John Bressler-0802611

Listen to John Bressler read his column.

       While I was pastor of the Presbyterian Church on South Tamiami Trail in Sarasota, Florida, I was asked to convene, chair and moderate the NCCJ, the National Conference of Christians and Jews. We met monthly and the group included mostly Reform rabbis, members of their congregations, as well as Christian pastors and church members. There was one purpose of the gathering and that was to study the Bible and how it was read, studied and applied in Jewish and Christian communities.
       When we first met, there was a certain amount of mistrust and concern among the members which caused some to leave, some to argue, some to antagonize and some to simply sit back and watch the show.

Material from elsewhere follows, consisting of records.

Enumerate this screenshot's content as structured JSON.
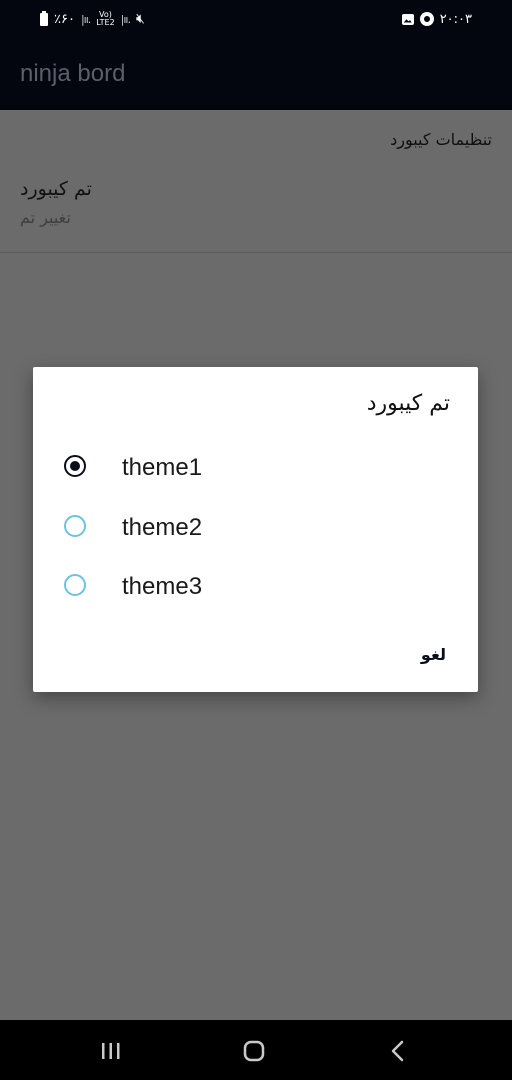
{
  "status_bar": {
    "battery_percent": "٪۶۰",
    "network_label_top": "Vo)",
    "network_label_bottom": "LTE2",
    "time": "۲۰:۰۳"
  },
  "app_bar": {
    "title": "ninja bord"
  },
  "settings": {
    "section_header": "تنظیمات کیبورد",
    "pref_title": "تم کیبورد",
    "pref_summary": "تغییر تم"
  },
  "dialog": {
    "title": "تم کیبورد",
    "options": [
      {
        "label": "theme1",
        "selected": true
      },
      {
        "label": "theme2",
        "selected": false
      },
      {
        "label": "theme3",
        "selected": false
      }
    ],
    "cancel_label": "لغو"
  },
  "nav_bar": {
    "icons": [
      "recent-apps-icon",
      "home-icon",
      "back-icon"
    ]
  },
  "colors": {
    "radio_unselected": "#6ec3dc",
    "radio_selected": "#0a0e1c",
    "app_bar": "#03050f",
    "scrim_background": "#6b6b6b"
  }
}
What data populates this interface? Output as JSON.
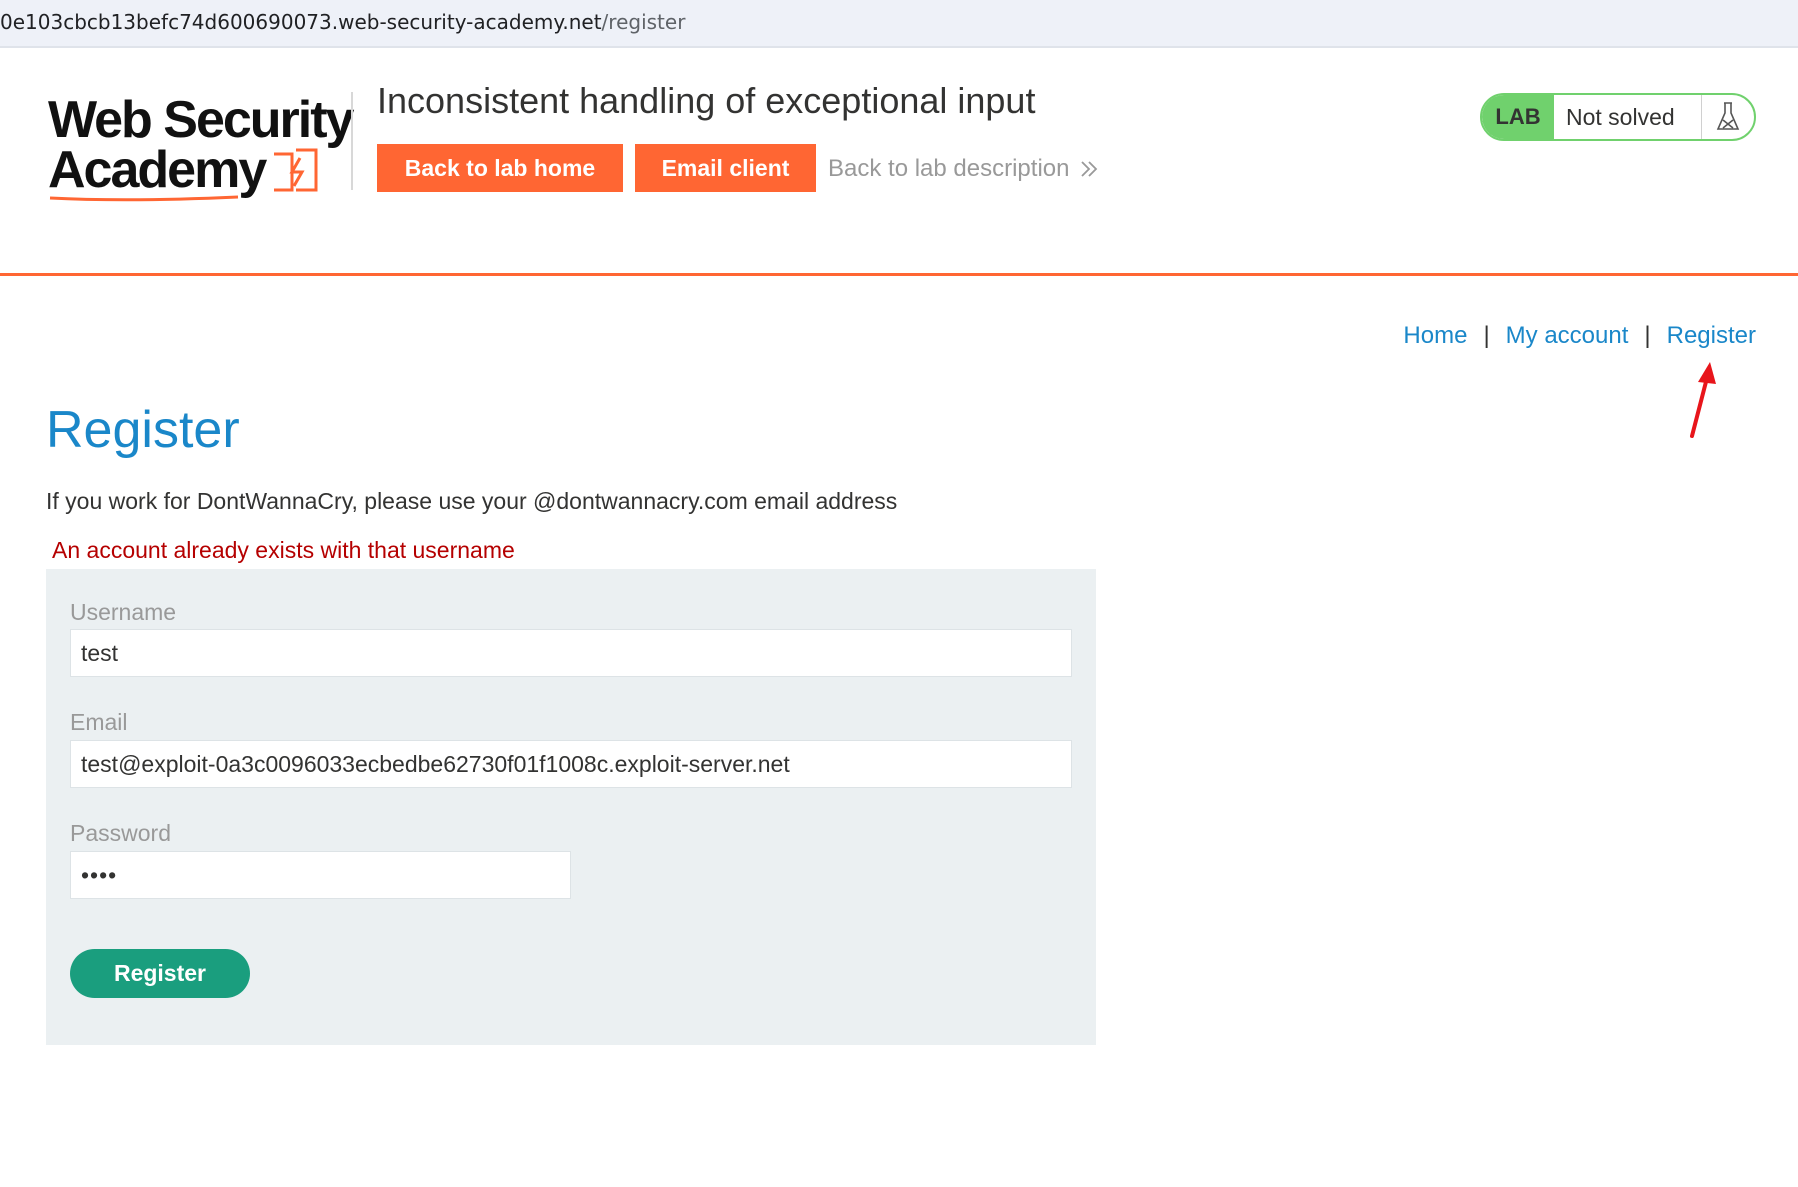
{
  "browser": {
    "url_host": "0e103cbcb13befc74d600690073.web-security-academy.net",
    "url_path": "/register"
  },
  "header": {
    "logo": {
      "line1": "Web Security",
      "line2": "Academy"
    },
    "lab_title": "Inconsistent handling of exceptional input",
    "back_to_lab_home": "Back to lab home",
    "email_client": "Email client",
    "back_to_lab_description": "Back to lab description",
    "lab_badge": "LAB",
    "lab_status": "Not solved"
  },
  "nav": {
    "home": "Home",
    "separator": "|",
    "my_account": "My account",
    "register": "Register"
  },
  "main": {
    "title": "Register",
    "info": "If you work for DontWannaCry, please use your @dontwannacry.com email address",
    "error": "An account already exists with that username",
    "form": {
      "username_label": "Username",
      "username_value": "test",
      "email_label": "Email",
      "email_value": "test@exploit-0a3c0096033ecbedbe62730f01f1008c.exploit-server.net",
      "password_label": "Password",
      "password_value": "••••",
      "submit_label": "Register"
    }
  },
  "colors": {
    "accent_orange": "#ff6633",
    "link_blue": "#1a87c9",
    "lab_green": "#70d16d",
    "register_button": "#1a9e7e",
    "error_red": "#b50000",
    "annotation_arrow": "#e8151b"
  },
  "icons": {
    "flask": "flask-icon",
    "chevrons": "double-chevron-right-icon",
    "annotation": "red-arrow-annotation"
  }
}
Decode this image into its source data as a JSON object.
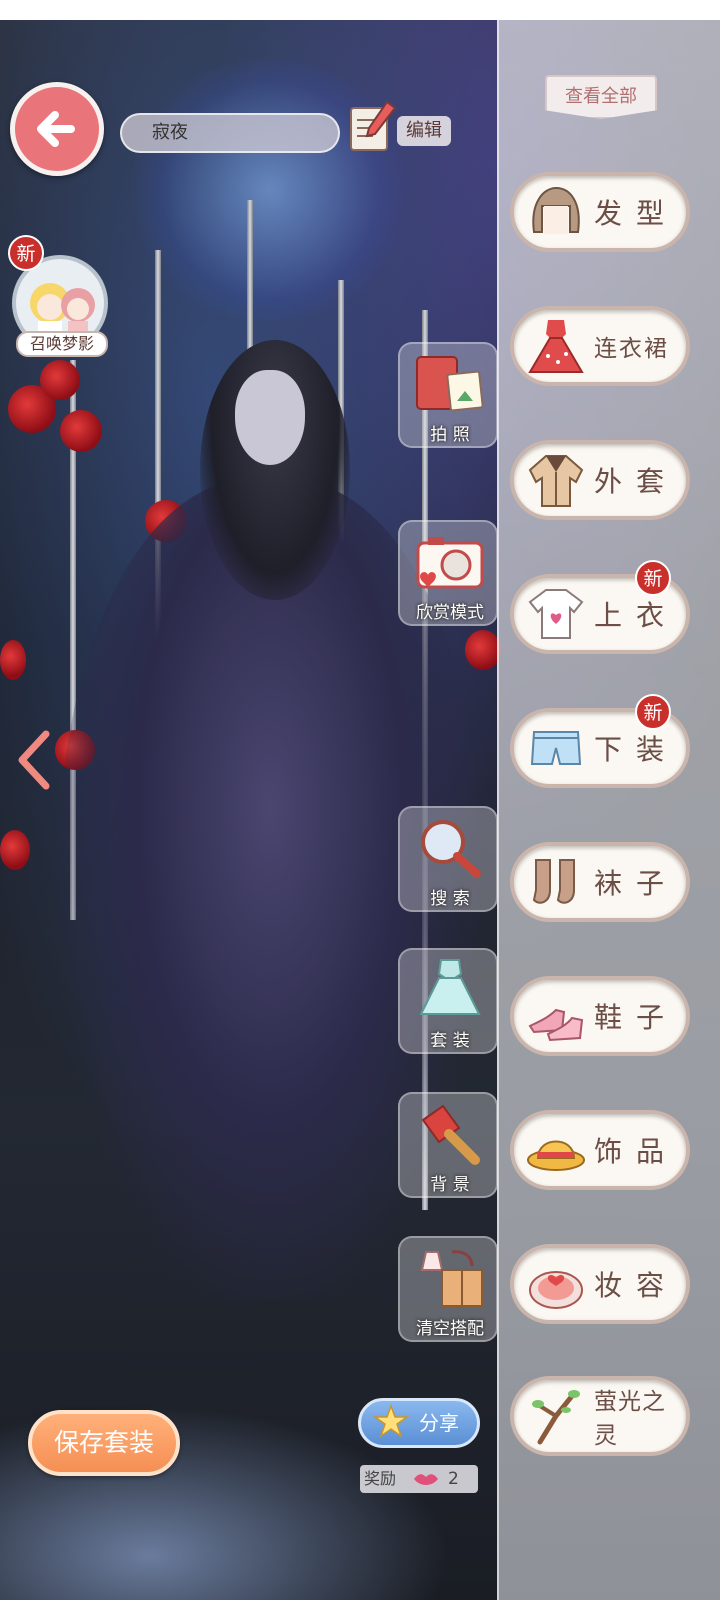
{
  "header": {
    "outfit_name": "寂夜",
    "edit_label": "编辑",
    "view_all_label": "查看全部"
  },
  "summon": {
    "badge": "新",
    "label": "召唤梦影"
  },
  "tools": [
    {
      "label": "拍 照",
      "icon": "album-icon"
    },
    {
      "label": "欣赏模式",
      "icon": "camera-icon"
    },
    {
      "label": "搜 索",
      "icon": "magnifier-icon"
    },
    {
      "label": "套 装",
      "icon": "suit-icon"
    },
    {
      "label": "背 景",
      "icon": "paintbrush-icon"
    },
    {
      "label": "清空搭配",
      "icon": "clear-outfit-icon"
    }
  ],
  "categories": [
    {
      "label": "发型",
      "icon": "hair-icon",
      "new": false
    },
    {
      "label": "连衣裙",
      "icon": "dress-icon",
      "new": false
    },
    {
      "label": "外套",
      "icon": "coat-icon",
      "new": false
    },
    {
      "label": "上衣",
      "icon": "tshirt-icon",
      "new": true
    },
    {
      "label": "下装",
      "icon": "shorts-icon",
      "new": true
    },
    {
      "label": "袜子",
      "icon": "socks-icon",
      "new": false
    },
    {
      "label": "鞋子",
      "icon": "shoes-icon",
      "new": false
    },
    {
      "label": "饰品",
      "icon": "hat-icon",
      "new": false
    },
    {
      "label": "妆容",
      "icon": "compact-icon",
      "new": false
    },
    {
      "label": "萤光之灵",
      "icon": "branch-icon",
      "new": false
    }
  ],
  "new_badge_text": "新",
  "bottom": {
    "save_label": "保存套装",
    "share_label": "分享",
    "reward_label": "奖励",
    "reward_count": "2"
  },
  "colors": {
    "accent": "#e9757a",
    "category_text": "#6b4e45",
    "badge": "#c9302c",
    "save_button": "#f58f54",
    "share_button": "#5b8fd4"
  }
}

       Once we got past the posturing, we agreed to respectfully disagree, listen to understand and work together as colleagues rather than opponents.
       Eventually, some of us went so far as to exchange pulpits, teach certain classes and have church and synagogue suppers together as friends.

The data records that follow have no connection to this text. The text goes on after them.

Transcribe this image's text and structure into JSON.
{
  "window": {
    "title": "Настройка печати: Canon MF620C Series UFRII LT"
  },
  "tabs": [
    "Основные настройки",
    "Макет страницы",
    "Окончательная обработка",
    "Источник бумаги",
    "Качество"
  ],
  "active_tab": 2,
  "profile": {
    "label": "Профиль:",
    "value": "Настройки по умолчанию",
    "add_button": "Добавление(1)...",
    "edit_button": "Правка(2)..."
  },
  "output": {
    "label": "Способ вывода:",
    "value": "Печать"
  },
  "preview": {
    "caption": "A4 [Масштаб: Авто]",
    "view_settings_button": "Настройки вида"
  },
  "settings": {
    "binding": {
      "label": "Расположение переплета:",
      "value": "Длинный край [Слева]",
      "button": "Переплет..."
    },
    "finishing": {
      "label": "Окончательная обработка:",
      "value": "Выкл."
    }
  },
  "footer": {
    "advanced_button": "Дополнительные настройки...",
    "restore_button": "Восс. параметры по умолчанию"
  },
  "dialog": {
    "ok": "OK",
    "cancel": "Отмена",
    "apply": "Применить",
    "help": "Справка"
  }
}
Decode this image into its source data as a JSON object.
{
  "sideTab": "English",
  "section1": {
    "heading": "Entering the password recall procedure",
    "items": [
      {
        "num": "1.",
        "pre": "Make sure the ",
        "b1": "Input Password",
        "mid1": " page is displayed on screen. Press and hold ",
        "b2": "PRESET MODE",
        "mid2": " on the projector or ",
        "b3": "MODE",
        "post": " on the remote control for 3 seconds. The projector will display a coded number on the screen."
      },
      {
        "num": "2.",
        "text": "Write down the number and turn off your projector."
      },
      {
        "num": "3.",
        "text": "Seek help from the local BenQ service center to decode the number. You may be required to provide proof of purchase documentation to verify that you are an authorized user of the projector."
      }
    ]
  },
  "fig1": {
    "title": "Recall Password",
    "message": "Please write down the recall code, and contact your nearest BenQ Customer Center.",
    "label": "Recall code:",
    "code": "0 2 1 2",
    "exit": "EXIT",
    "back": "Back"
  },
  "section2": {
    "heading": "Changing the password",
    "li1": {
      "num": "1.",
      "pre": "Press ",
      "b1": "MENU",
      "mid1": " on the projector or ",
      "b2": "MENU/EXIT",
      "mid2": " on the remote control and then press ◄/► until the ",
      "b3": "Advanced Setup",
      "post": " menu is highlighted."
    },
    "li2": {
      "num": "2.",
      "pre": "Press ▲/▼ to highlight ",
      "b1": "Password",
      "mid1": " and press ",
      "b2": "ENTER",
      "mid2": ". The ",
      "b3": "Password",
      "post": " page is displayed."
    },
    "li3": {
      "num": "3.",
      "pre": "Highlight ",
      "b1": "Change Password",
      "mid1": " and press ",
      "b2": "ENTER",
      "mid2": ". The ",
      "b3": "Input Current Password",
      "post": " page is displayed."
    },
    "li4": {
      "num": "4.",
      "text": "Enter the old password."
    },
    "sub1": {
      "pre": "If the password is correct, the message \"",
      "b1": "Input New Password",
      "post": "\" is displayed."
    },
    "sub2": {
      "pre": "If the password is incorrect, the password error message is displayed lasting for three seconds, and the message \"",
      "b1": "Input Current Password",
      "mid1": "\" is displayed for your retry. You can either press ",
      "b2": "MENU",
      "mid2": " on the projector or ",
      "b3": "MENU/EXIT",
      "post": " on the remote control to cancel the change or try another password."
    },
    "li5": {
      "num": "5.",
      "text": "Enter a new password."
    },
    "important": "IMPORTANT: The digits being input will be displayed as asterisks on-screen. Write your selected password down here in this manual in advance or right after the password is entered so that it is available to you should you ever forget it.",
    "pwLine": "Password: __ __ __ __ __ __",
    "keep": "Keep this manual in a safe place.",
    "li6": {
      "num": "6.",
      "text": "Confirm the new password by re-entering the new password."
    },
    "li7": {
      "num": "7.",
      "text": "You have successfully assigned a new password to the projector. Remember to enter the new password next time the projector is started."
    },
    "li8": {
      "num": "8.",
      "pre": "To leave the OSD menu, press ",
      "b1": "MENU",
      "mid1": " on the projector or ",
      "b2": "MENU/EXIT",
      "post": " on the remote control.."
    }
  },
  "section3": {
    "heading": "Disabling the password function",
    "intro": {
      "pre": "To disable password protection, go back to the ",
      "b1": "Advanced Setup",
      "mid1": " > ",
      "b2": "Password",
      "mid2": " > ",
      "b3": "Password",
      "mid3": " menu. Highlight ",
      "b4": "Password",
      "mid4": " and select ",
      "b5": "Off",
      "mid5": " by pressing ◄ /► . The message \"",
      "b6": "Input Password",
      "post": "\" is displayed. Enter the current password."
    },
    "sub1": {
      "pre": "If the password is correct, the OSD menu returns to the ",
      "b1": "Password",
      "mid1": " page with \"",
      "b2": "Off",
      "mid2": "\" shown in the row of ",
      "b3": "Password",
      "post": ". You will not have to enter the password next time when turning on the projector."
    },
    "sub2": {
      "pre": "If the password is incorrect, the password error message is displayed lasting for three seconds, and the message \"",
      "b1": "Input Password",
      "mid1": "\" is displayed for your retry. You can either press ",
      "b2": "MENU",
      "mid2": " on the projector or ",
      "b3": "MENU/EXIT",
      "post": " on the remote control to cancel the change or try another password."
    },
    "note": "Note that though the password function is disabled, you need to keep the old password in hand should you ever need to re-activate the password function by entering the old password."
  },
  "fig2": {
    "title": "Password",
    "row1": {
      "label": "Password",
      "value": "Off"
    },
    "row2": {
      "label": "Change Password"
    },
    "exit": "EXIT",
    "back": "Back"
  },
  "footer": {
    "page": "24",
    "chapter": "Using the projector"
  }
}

       Make no mistake. We never left our Jewish or Christian identities at the door or apologized for our tradition or theology. We did, however, respect our religious differences.
       Over a period of time, our group addressed certain issues and our conclusions were printed in the newspaper and aired on the radio as talk shows, which allowed the listening public to participate. By the way, if you think that those discussions were for panty waists, you've got another think coming.
       For you folks that like to read Soundoff, it's a walk in the park compared to some of the calls we got.
       I've been reading and hearing about an evangelical movement to help open the way for the apocalypse, parousia, millennium, and I am not picking on any particular group. I also don't want anyone to think I am being condescending or flippant, but it's as though Jesus is waiting for a sign and one sign is the conversion of the Jews.
       I don't know why we specifically pick on them, since there are plenty of Muslims, Buddhists and atheists ad infinitum.
       Allow me to refer to Romans 11:25-36, where we are informed of God's plan, which certainly precedes ours, no matter how concerned or enthusiastic we may be when it comes to our Jewish brethren. Take note of Romans 9:15-16, too.
       Besides, perhaps it is the people of Israel who are to convert themselves. Please take a look at Matthew 10:5, where Jesus tells the twelve, "Go nowhere among the Gentiles, that's us, nor the Samaritans, but rather go to the lost sheep of the house of Israel." It is not until the Great Commission of Mathew 28 that the Gospel is to be shared with the rest of the world.
       There is not a church or denomination that does not take these marching orders lightly as it is our primary task. At the same time, when we look at the broad scope of responsibilities given to the faithful, we put some hard work into our words.       I am so impressed with the work ethic of the congregation of First United Methodist Church, who take evangelism and outreach very seriously.
       Read this line from their statement of purpose, "To glorify God and love others through worship, study and service." This puts the words of Matthew 25 on the line and out into a world of darkness.
       Let me close with the words of a good friend and colleague, Rabbi Dr. Albert Shulman, who said to me one day, "John, I appreciate you. It's refreshing to know you are here to work together, and you've never tried to convert me. I'll tell you what. You get the message to all the Gentiles here in Sarasota, and I'll sit down and listen about Jesus."
       Hang tight, Rabbi. The day is far from over and we will have a lot to talk about.